Within the GitHub Actions workflow, we’ll base our workflow configuration off the example provided in the documentation with some additional tweaks.

For testing, we’ll use pytest, ruff for linting, and pyspellchecker for testing the prompt and inputs.

The complete GitHub Actions workflow can be found here.

Basic testing for an LLM prompt

Software applications based on LLMs are highly dependent on the quality of input data and prompts. Prompts are essentially text-based instructions to an LLM that indicate things like desired tone, structure, and context of a given question and the desired response. It’s important to maintain quality and consistency in prompts. This is where testing comes in handy.

Deterministic tests

The unit tests in this example are designed to be deterministic and don’t depend on external API calls for successful validation. These will run in an isolated workflow step. If there’s any kind of test failure, further time isn’t wasted making potentially costly external API calls in the integration tests.

  1. Check the application for syntactical correctness: Linting looks for common formatting issues and other errors that often prevent the code from running. 

  2. Validate inputs and prompts: Using the `unit_tests.py` module, we validate that our input and output parsing handles expected values correctly and the prompt doesn’t contain any misspelled words that might affect the quality of the LLM output.

Non-deterministic tests

The integration test examples are potentially non-deterministic and may produce different results or test failures, even with consistent testing conditions.

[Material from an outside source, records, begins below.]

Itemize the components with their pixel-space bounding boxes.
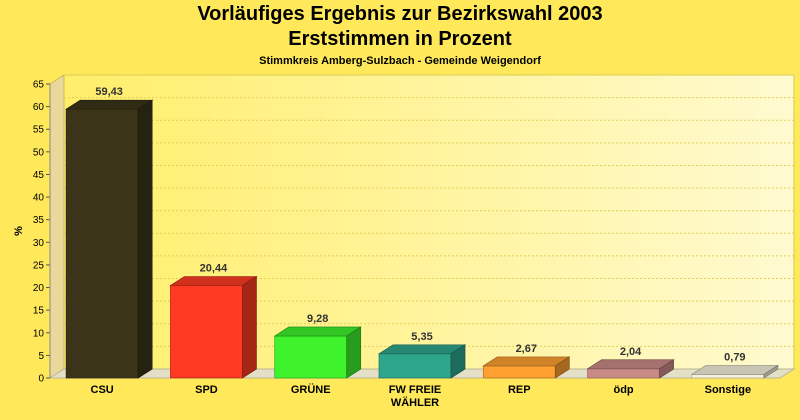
chart-subtitle: Erststimmen in Prozent: [288, 28, 512, 50]
y-tick-label: 45: [33, 170, 45, 181]
bar-front: [378, 353, 452, 379]
bar-front: [587, 368, 660, 379]
y-tick-label: 25: [33, 260, 45, 271]
bar-side: [554, 356, 570, 379]
y-tick-label: 20: [33, 283, 45, 294]
bar-top: [273, 326, 362, 337]
y-tick-label: 60: [33, 102, 45, 113]
bar-front: [65, 108, 139, 379]
data-label: 59,43: [95, 86, 123, 98]
x-tick-label: Sonstige: [705, 384, 751, 396]
bar-top: [482, 356, 571, 367]
y-tick-label: 35: [33, 215, 45, 226]
data-label: 9,28: [307, 313, 328, 325]
x-tick-label: FW FREIE: [389, 384, 442, 396]
bar-top: [586, 359, 675, 370]
x-tick-label: ödp: [613, 384, 633, 396]
data-label: 5,35: [411, 331, 432, 343]
x-tick-label: WÄHLER: [391, 396, 439, 409]
y-tick-label: 55: [33, 125, 45, 136]
x-tick-label: SPD: [195, 384, 218, 396]
bar-side: [242, 275, 257, 379]
y-tick-label: 10: [33, 328, 45, 339]
bar-front: [482, 365, 556, 379]
x-tick-label: REP: [508, 384, 531, 396]
bar-front: [170, 285, 243, 379]
bar-top: [690, 365, 780, 375]
data-label: 0,79: [724, 351, 745, 363]
bar-top: [169, 276, 258, 286]
bar-front: [274, 335, 348, 379]
bar-front: [691, 374, 765, 379]
x-tick-label: CSU: [91, 384, 114, 396]
data-label: 2,67: [516, 343, 537, 355]
y-tick-label: 40: [33, 193, 45, 204]
bar-side: [450, 344, 466, 379]
y-tick-label: 15: [33, 306, 45, 317]
data-label: 2,04: [620, 346, 642, 358]
x-tick-label: GRÜNE: [291, 383, 331, 396]
y-axis-label: %: [13, 226, 25, 236]
data-label: 20,44: [200, 263, 228, 275]
chart-sub-subtitle: Stimmkreis Amberg-Sulzbach - Gemeinde We…: [259, 55, 541, 67]
bar-side: [659, 359, 674, 379]
bar-side: [763, 364, 779, 379]
y-tick-label: 30: [33, 238, 45, 249]
y-tick-label: 5: [38, 351, 44, 362]
chart-title: Vorläufiges Ergebnis zur Bezirkswahl 200…: [197, 3, 603, 25]
bar-top: [377, 344, 467, 355]
bar-side: [137, 99, 153, 379]
bar-top: [64, 99, 154, 110]
y-tick-label: 65: [33, 80, 45, 91]
plot-side-wall: [49, 74, 65, 379]
bar-side: [346, 326, 362, 379]
y-tick-label: 0: [38, 374, 44, 385]
y-tick-label: 50: [33, 147, 45, 158]
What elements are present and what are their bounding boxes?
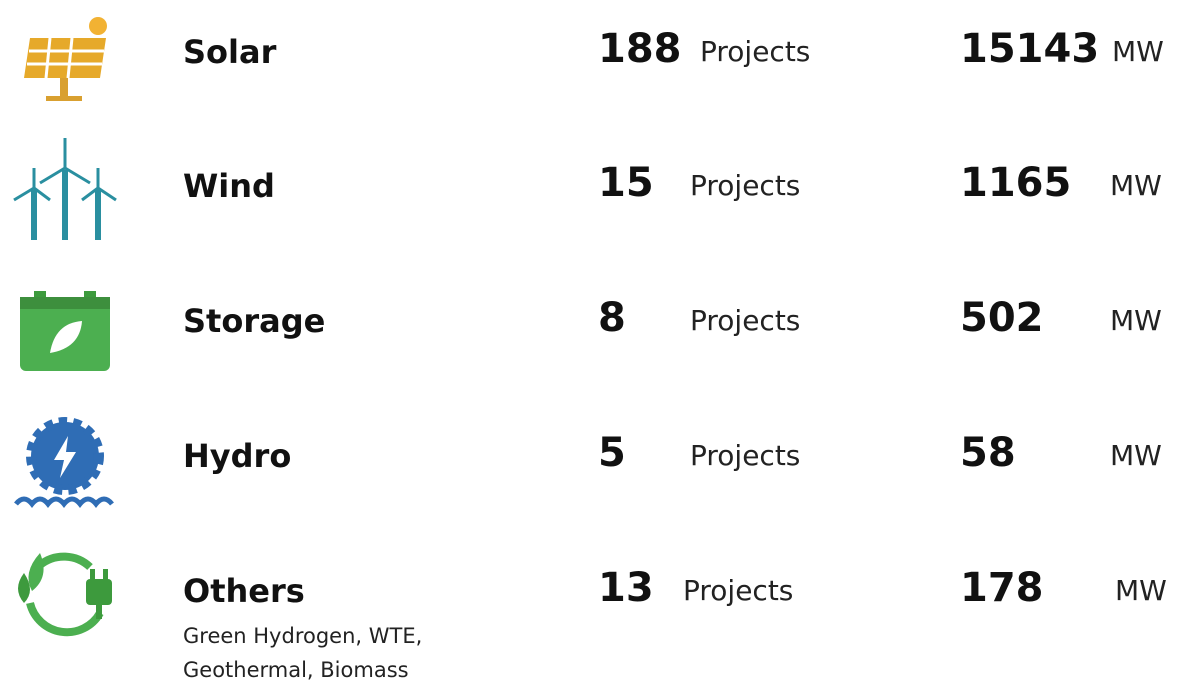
capacity-unit: MW <box>1110 304 1162 337</box>
project-count: 188 <box>598 26 682 72</box>
project-unit: Projects <box>690 439 801 472</box>
wind-icon <box>13 138 117 240</box>
capacity: 15143 <box>960 26 1100 72</box>
project-count: 8 <box>598 295 626 341</box>
capacity: 1165 <box>960 160 1072 206</box>
project-count: 5 <box>598 430 626 476</box>
category-name: Hydro <box>183 437 292 475</box>
capacity: 58 <box>960 430 1016 476</box>
solar-icon <box>24 17 107 101</box>
row-storage: Storage 8 Projects 502 MW <box>0 273 1179 403</box>
project-unit: Projects <box>683 574 794 607</box>
project-count: 15 <box>598 160 654 206</box>
capacity-unit: MW <box>1110 439 1162 472</box>
project-unit: Projects <box>690 304 801 337</box>
project-unit: Projects <box>700 35 811 68</box>
capacity-unit: MW <box>1112 35 1164 68</box>
capacity: 178 <box>960 565 1044 611</box>
category-name: Storage <box>183 302 326 340</box>
storage-icon <box>20 291 110 371</box>
project-unit: Projects <box>690 169 801 202</box>
category-name: Solar <box>183 33 277 71</box>
row-solar: Solar 188 Projects 15143 MW <box>0 4 1179 134</box>
row-others: Others Green Hydrogen, WTE, Geothermal, … <box>0 543 1179 694</box>
capacity-unit: MW <box>1110 169 1162 202</box>
hydro-icon <box>14 417 114 508</box>
others-icon <box>18 552 112 637</box>
project-count: 13 <box>598 565 654 611</box>
capacity: 502 <box>960 295 1044 341</box>
capacity-unit: MW <box>1115 574 1167 607</box>
row-hydro: Hydro 5 Projects 58 MW <box>0 408 1179 538</box>
category-name: Others <box>183 572 305 610</box>
row-wind: Wind 15 Projects 1165 MW <box>0 138 1179 268</box>
category-name: Wind <box>183 167 275 205</box>
category-note: Green Hydrogen, WTE, Geothermal, Biomass <box>183 624 423 682</box>
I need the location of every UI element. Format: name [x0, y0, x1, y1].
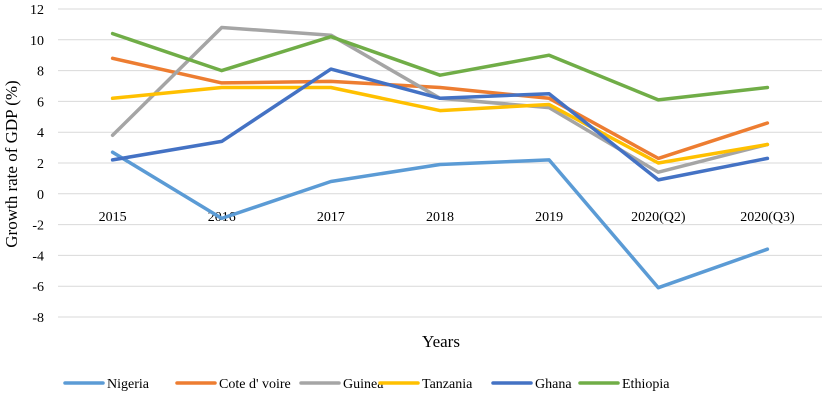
legend-item: Nigeria	[63, 377, 150, 392]
legend-label: Ghana	[535, 377, 572, 392]
series-lines	[110, 25, 770, 290]
y-tick-label: 0	[37, 188, 44, 203]
legend-item: Ghana	[491, 377, 572, 392]
legend-item: Cote d' voire	[175, 377, 291, 392]
y-tick-label: 6	[37, 95, 44, 110]
series-line-cote-d-voire	[110, 56, 770, 161]
legend-item: Tanzania	[378, 377, 473, 392]
legend-label: Tanzania	[422, 377, 473, 392]
x-tick-label: 2019	[535, 210, 563, 225]
y-tick-label: 2	[37, 157, 44, 172]
legend-label: Ethiopia	[622, 377, 670, 392]
y-tick-label: 12	[30, 3, 44, 18]
x-tick-label: 2020(Q3)	[740, 210, 795, 225]
legend-item: Guinea	[299, 377, 384, 392]
x-axis-tick-labels: 2015 2016 2017 2018 2019 2020(Q2) 2020(Q3)	[99, 210, 795, 225]
series-line-ethiopia	[110, 31, 770, 102]
y-tick-label: 10	[30, 34, 44, 49]
y-tick-label: 4	[37, 126, 44, 141]
y-tick-label: -8	[32, 311, 44, 326]
y-axis-tick-labels: 12 10 8 6 4 2 0 -2 -4 -6 -8	[30, 3, 44, 326]
x-axis-title: Years	[422, 332, 460, 351]
series-line-nigeria	[110, 150, 770, 290]
legend-item: Ethiopia	[578, 377, 670, 392]
series-line-tanzania	[110, 85, 770, 165]
y-axis-title: Growth rate of GDP (%)	[2, 80, 21, 247]
y-tick-label: 8	[37, 65, 44, 80]
x-tick-label: 2015	[99, 210, 127, 225]
legend-label: Nigeria	[107, 377, 150, 392]
legend-label: Cote d' voire	[219, 377, 291, 392]
legend: Nigeria Cote d' voire Guinea Tanzania Ghana E…	[63, 377, 670, 392]
x-tick-label: 2020(Q2)	[631, 210, 686, 225]
legend-label: Guinea	[343, 377, 384, 392]
y-tick-label: -2	[32, 219, 44, 234]
series-line-ghana	[110, 67, 770, 182]
x-tick-label: 2017	[317, 210, 345, 225]
y-tick-label: -4	[32, 249, 44, 264]
x-tick-label: 2018	[426, 210, 454, 225]
y-tick-label: -6	[32, 280, 44, 295]
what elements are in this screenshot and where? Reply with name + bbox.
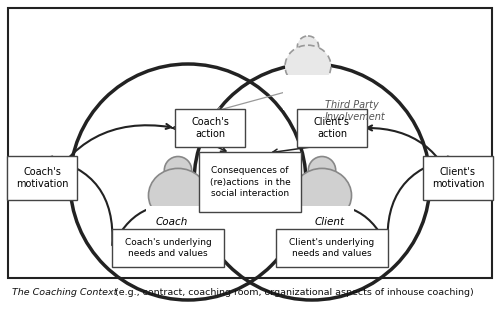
Text: Coach's
action: Coach's action (191, 117, 229, 139)
Text: Client's
action: Client's action (314, 117, 350, 139)
Text: Consequences of
(re)actions  in the
social interaction: Consequences of (re)actions in the socia… (210, 166, 290, 198)
Ellipse shape (292, 169, 352, 222)
Text: The Coaching Context: The Coaching Context (12, 288, 118, 297)
Bar (146, 206, 210, 252)
Text: Coach's underlying
needs and values: Coach's underlying needs and values (124, 238, 212, 258)
Bar (283, 75, 333, 110)
FancyBboxPatch shape (112, 229, 224, 267)
Circle shape (308, 157, 336, 184)
Text: (e.g., contract, coaching room, organizational aspects of inhouse coaching): (e.g., contract, coaching room, organiza… (112, 288, 474, 297)
FancyBboxPatch shape (7, 156, 77, 200)
Text: Coach's
motivation: Coach's motivation (16, 167, 68, 189)
Bar (290, 206, 354, 252)
FancyBboxPatch shape (276, 229, 388, 267)
Ellipse shape (285, 45, 331, 87)
FancyBboxPatch shape (297, 109, 367, 147)
Text: Client's underlying
needs and values: Client's underlying needs and values (290, 238, 374, 258)
FancyBboxPatch shape (199, 152, 301, 212)
Text: Client: Client (315, 217, 345, 227)
Circle shape (164, 157, 192, 184)
Bar (8, 8, 492, 278)
FancyBboxPatch shape (423, 156, 493, 200)
Ellipse shape (148, 169, 208, 222)
Circle shape (298, 36, 318, 57)
Text: Third Party
Involvement: Third Party Involvement (325, 100, 386, 122)
Text: Coach: Coach (156, 217, 188, 227)
Text: Client's
motivation: Client's motivation (432, 167, 484, 189)
FancyBboxPatch shape (175, 109, 245, 147)
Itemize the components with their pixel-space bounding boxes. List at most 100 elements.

  1. Evaluate responsiveness: The testing fixture contains a simplified evaluation of response time. Based on the value set here, if the response takes longer (in seconds) than that value, the test will fail. If the OpenAI API is experiencing issues or high demand, a failure may occur even though the code is correct.

  2. Validate output format: Although the LLM has been provided explicit instructions to return the output in the form of a list, it may provide a mal-formed output. This assertion validates the format. 

  3. Validate response data: The prompt instructs the LLM to respond with a list of “objects” that fit into a category (in this case, colors). The primary and secondary colors are defined here to help fulfill this assertion, but it’s entirely possible that the LLM might respond with something like “light gray,” causing a test failure.

Evaluating test results

The code and test examples are contrived and incredibly simplified. A production LLM-based application will typically contain more complex logic and behavior and require a more comprehensive suite of tests. However, these tests provide a good starting point and a benchmark for evaluation and deployment of tests.

You can view an example of a successful GitHub Actions workflow run here.

Responding to linting and unit test failures is often a simple proposition: fix the offending code and run the tests again. Responding to integration test failures typically requires more thought. If the LLM consistently provides incorrectly formatted output, or the output is nonsensical in relation to the query, it’s likely you’ll need to rewrite the prompt to be more effective. Users with an OpenAI account can make use of the playground to quickly test various inputs and prompt combinations against the live model without going through the testing cycle each time they make a change.

Wrap-up

Applying traditional software testing methodology to generative AI software requires thinking differently about testing. DevOps engineers are likely to start being assigned roadmap objectives to help deploy LLM-based software applications and infrastructure.

Understanding how to take advantage of CI/CD and testing automation to help operationalize them will be incredibly important for the organization to stay competitive in this new landscape—and for DevOps engineers to maintain a relevant skill set for the future.